As crianças na pandemia são menos atingidas pela infecção pelo novo coronavírus, mas estão mais suscetíveis aos efeitos indiretos
Os desdobramentos da crise sanitária gerada pelo novo coronavírus para o público infantil são inúmeros. Entre os problemas observados estão:
- Falta de atendimento satisfatório e o cumprimento de situações importantes para a saúde da população infanto juvenil;
- Muitas crianças deixaram de ter acesso ao Programa Nacional de Imunização (PNI);
- Maior exposição a violência doméstica.
A Mais Saúde conversou sobre esse tema com Lívia Almeida de Menezes. Ela é médica pediatra e infectologista pediátrica.
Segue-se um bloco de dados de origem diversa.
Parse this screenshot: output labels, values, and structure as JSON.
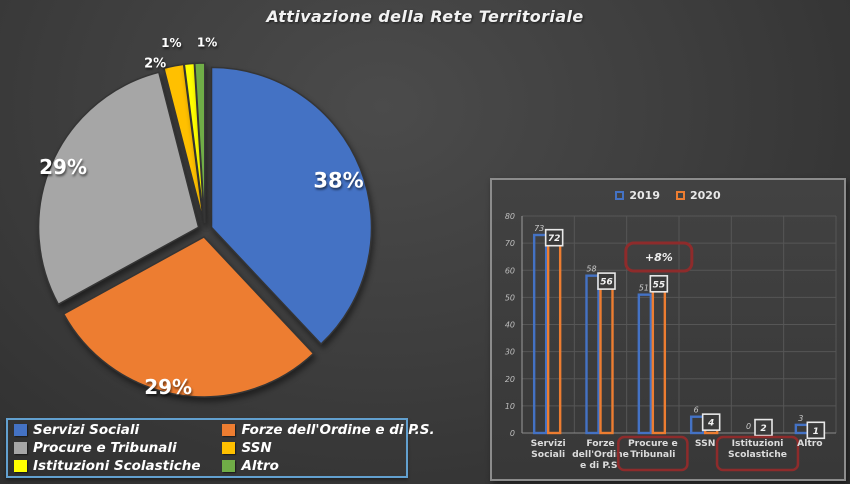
{
  "title": "Attivazione della Rete Territoriale",
  "theme": {
    "background": "#3c3c3c",
    "panel_border": "#8c8c8c",
    "legend_box_border": "#62a0cf",
    "annotation_red": "#8e2b2b",
    "text_light": "#f2f2f2"
  },
  "chart_data": [
    {
      "type": "pie",
      "labels": [
        "Servizi Sociali",
        "Forze dell'Ordine e di P.S.",
        "Procure e Tribunali",
        "SSN",
        "Istituzioni Scolastiche",
        "Altro"
      ],
      "values": [
        38,
        29,
        29,
        2,
        1,
        1
      ],
      "value_labels": [
        "38%",
        "29%",
        "29%",
        "2%",
        "1%",
        "1%"
      ],
      "colors": [
        "#4472C4",
        "#ED7D31",
        "#A6A6A6",
        "#FFC000",
        "#FFFF00",
        "#70AD47"
      ],
      "legend_position": "bottom-left",
      "legend_items": [
        {
          "label": "Servizi Sociali",
          "color": "#4472C4"
        },
        {
          "label": "Forze dell'Ordine e di P.S.",
          "color": "#ED7D31"
        },
        {
          "label": "Procure e Tribunali",
          "color": "#A6A6A6"
        },
        {
          "label": "SSN",
          "color": "#FFC000"
        },
        {
          "label": "Istituzioni Scolastiche",
          "color": "#FFFF00"
        },
        {
          "label": "Altro",
          "color": "#70AD47"
        }
      ]
    },
    {
      "type": "bar",
      "categories": [
        "Servizi Sociali",
        "Forze dell'Ordine e di P.S.",
        "Procure e Tribunali",
        "SSN",
        "Istituzioni Scolastiche",
        "Altro"
      ],
      "category_label_lines": [
        [
          "Servizi",
          "Sociali"
        ],
        [
          "Forze",
          "dell'Ordine",
          "e di P.S."
        ],
        [
          "Procure e",
          "Tribunali"
        ],
        [
          "SSN"
        ],
        [
          "Istituzioni",
          "Scolastiche"
        ],
        [
          "Altro"
        ]
      ],
      "series": [
        {
          "name": "2019",
          "color": "#4472C4",
          "values": [
            73,
            58,
            51,
            6,
            0,
            3
          ]
        },
        {
          "name": "2020",
          "color": "#ED7D31",
          "values": [
            72,
            56,
            55,
            4,
            2,
            1
          ],
          "value_labels_boxed": true
        }
      ],
      "ylim": [
        0,
        80
      ],
      "yticks": [
        0,
        10,
        20,
        30,
        40,
        50,
        60,
        70,
        80
      ],
      "grid": true,
      "legend_position": "top",
      "annotation": {
        "text": "+8%",
        "category": "Procure e Tribunali",
        "box_color": "#8e2b2b"
      },
      "highlighted_categories": [
        "Procure e Tribunali",
        "Istituzioni Scolastiche"
      ],
      "highlight_box_color": "#8e2b2b"
    }
  ]
}
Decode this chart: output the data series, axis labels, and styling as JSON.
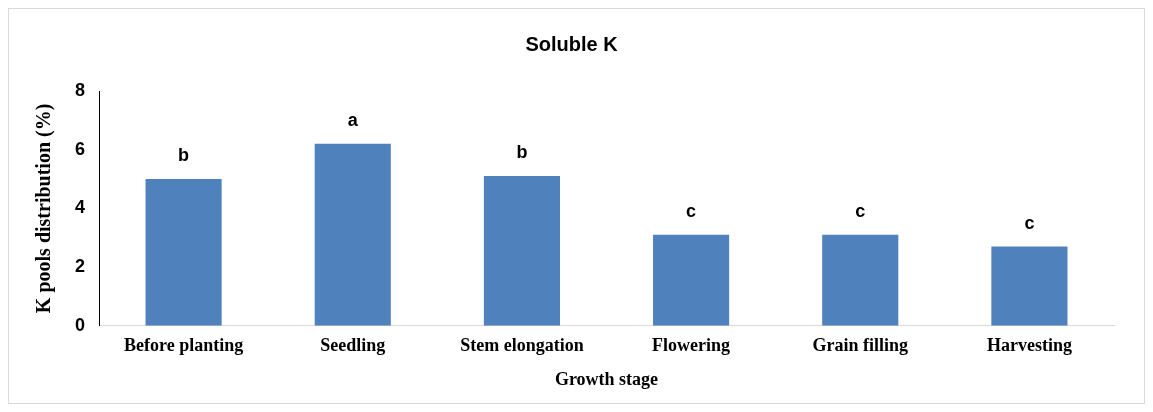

Atualmente é Coordenadora de Atenção à Saúde do Instituto Nacional de Saúde da Mulher, da Criança e do Adolescente Fernandes Figueira (IFF/Fiocruz).
Mais Saúde: Quais seriam os efeitos indiretos da Covid-19 sobre as crianças?
Lívia: Os efeitos indiretos — ou o lado oculto da pandemia — são consequência da diminuição ou eliminação do cuidado (aqui defendido no sentido mais amplo da palavra) para com essa parte da população. As crianças e adolescentes foram afastados do ambiente escolar de forma abrupta e prolongada com alto impacto na socialização, na aprendizagem e, para muitos, na segurança alimentar.
Uma parcela considerável deles está submetida, em tempo prolongado, a tecnologias imaturas e inclusive perigosas, porque os riscos de não se fazer nada são ainda maiores. Tornaram-se sedentários em sua maioria, privados de uma convivência familiar e social mais ampliada com sérios prejuízos à saúde mental em graus variáveis de ansiedade e depressão.
Há estudos demonstrando o aumento do índice de suicídio na adolescência, e outros tantos evidenciando o aumento da violência doméstica para com crianças e adolescentes, forçados a permanecer mais tempo com seus agressores.
Outras fontes revelam a redução do acesso à saúde, em especial ao Programa Nacional de Imunização (PNI) com a consequente reintrodução de doenças preveníveis nesse cenário desastroso.
Mais Saúde: O que você considera que deve receber mais atenção quando o assunto é o atendimento a crianças na pandemia? os problemas Diretos, ou indiretos?
Lívia: Trata-se de uma pergunta difícil de ser respondida, sobretudo, em nosso país. Se admitirmos que os efeitos indiretos são sobrepujantes nesse cenário da saúde infantil, podemos não dar o devido valor aos efeitos diretos da Covid-19 que são absolutamente impactantes, especialmente quando comparamos o número oficial de óbitos de crianças e de adolescentes por essa doença no Brasil com certos países.
Embora não seja tão devastador quanto nos idosos, pois as crianças respondem por aproximadamente 2,5% dos casos graves hospitalizados apenas, e 0,7% dos óbitos em nosso país, o efeito direto da Covid-19 pode ser medido, dentre outros índices, pelo número absoluto de óbitos pelo SARS-CoV-2: aproximadamente 2000 crianças e adolescentes morreram desde o início da pandemia no Brasil.
Nos EUA, em comparação, foram 322 óbitos de crianças na pandemia, o que corresponde a 0,06% dos óbitos daquele país; ou seja, a Covid-19 mata muita criança no Brasil e provavelmente isso não se dá pura e simplesmente por uma suposta virulência de nossa cepa, mas sobretudo pelo acesso inadequado aos serviços de saúde, dentre outras questões.
Portanto, creio que os profissionais de saúde que atuam com esse público devem ter seu radar ampliado para ambos os efeitos da pandemia, indistintamente.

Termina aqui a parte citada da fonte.